When a variable $$t$$ approaches $$0$$, the following first-order approximations are standard:
$$\tan t \approx t,$$ $$\ln(1+t) \approx t,$$ $$\tan^{-1} t \approx t,$$ $$e^{\,t}-1 \approx t.$$

All the arguments in our limit are powers of $$x$$, so we may replace each function by its first-order term.

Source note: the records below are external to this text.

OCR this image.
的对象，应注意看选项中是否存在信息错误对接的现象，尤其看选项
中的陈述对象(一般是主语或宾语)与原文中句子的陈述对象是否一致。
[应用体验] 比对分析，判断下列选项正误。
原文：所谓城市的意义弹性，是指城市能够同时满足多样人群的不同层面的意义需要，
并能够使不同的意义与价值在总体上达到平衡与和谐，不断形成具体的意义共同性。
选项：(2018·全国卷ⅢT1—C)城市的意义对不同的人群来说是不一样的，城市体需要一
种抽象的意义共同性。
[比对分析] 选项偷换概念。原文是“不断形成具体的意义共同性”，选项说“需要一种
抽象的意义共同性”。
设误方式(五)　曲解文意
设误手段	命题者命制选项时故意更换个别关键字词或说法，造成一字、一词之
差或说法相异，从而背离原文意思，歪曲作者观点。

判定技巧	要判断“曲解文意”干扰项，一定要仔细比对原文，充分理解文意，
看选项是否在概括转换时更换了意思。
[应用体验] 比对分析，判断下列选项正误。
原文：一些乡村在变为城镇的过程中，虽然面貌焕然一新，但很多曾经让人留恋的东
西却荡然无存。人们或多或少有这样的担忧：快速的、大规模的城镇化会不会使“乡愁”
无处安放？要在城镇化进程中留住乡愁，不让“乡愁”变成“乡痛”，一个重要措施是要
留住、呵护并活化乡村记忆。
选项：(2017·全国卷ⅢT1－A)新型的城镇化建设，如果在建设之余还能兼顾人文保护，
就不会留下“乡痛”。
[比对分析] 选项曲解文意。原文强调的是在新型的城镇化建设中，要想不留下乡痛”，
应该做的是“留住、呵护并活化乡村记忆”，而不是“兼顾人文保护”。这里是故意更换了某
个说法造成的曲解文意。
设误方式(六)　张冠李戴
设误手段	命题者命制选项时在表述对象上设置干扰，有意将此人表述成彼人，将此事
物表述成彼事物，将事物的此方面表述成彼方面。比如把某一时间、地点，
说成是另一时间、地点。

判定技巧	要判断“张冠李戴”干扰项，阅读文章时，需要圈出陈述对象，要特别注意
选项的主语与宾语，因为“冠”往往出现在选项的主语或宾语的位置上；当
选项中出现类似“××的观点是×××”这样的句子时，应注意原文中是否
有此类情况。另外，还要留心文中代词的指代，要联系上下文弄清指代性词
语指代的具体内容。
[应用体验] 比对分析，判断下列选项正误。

Step 1: Expand the numerator

Argument of tangent: $$5x^{1/3}\to 0$$, hence
$$\tan\!\bigl(5x^{1/3}\bigr)\approx 5x^{1/3}.$$

Argument of logarithm: $$3x^{2}\to 0$$, hence
$$\ln(1+3x^{2})\approx 3x^{2}.$$

Therefore the numerator is approximately
$$5x^{1/3}\;\cdot\;3x^{2}=15\,x^{\,1/3+2}=15\,x^{7/3}.$$

Step 2: Expand the denominator

Argument of inverse tangent: $$3\sqrt{x}=3x^{1/2}\to 0$$, so
$$\tan^{-1}\!\bigl(3\sqrt{x}\bigr)\approx 3x^{1/2}.$$

Squaring it gives
$$(\tan^{-1}3\sqrt{x})^{2}\approx (3x^{1/2})^{2}=9x.$$

Argument of the exponential: $$5x^{4/3}\to 0$$, hence
$$e^{\,5x^{4/3}}-1\approx 5x^{4/3}.$$

Thus the denominator is approximately
$$9x\;\cdot\;5x^{4/3}=45\,x^{\,1+4/3}=45\,x^{7/3}.$$

Step 3: Form the ratio

$$ \frac{15\,x^{7/3}}{45\,x^{7/3}}=\frac{15}{45}=\frac13. $$

Since both numerator and denominator share the same power $$x^{7/3}$$, the factor cancels exactly as $$x\to 0^{+}$$. Hence the original limit equals $$\frac13$$.

Final answer: $$\displaystyle \frac13$$ (Option C).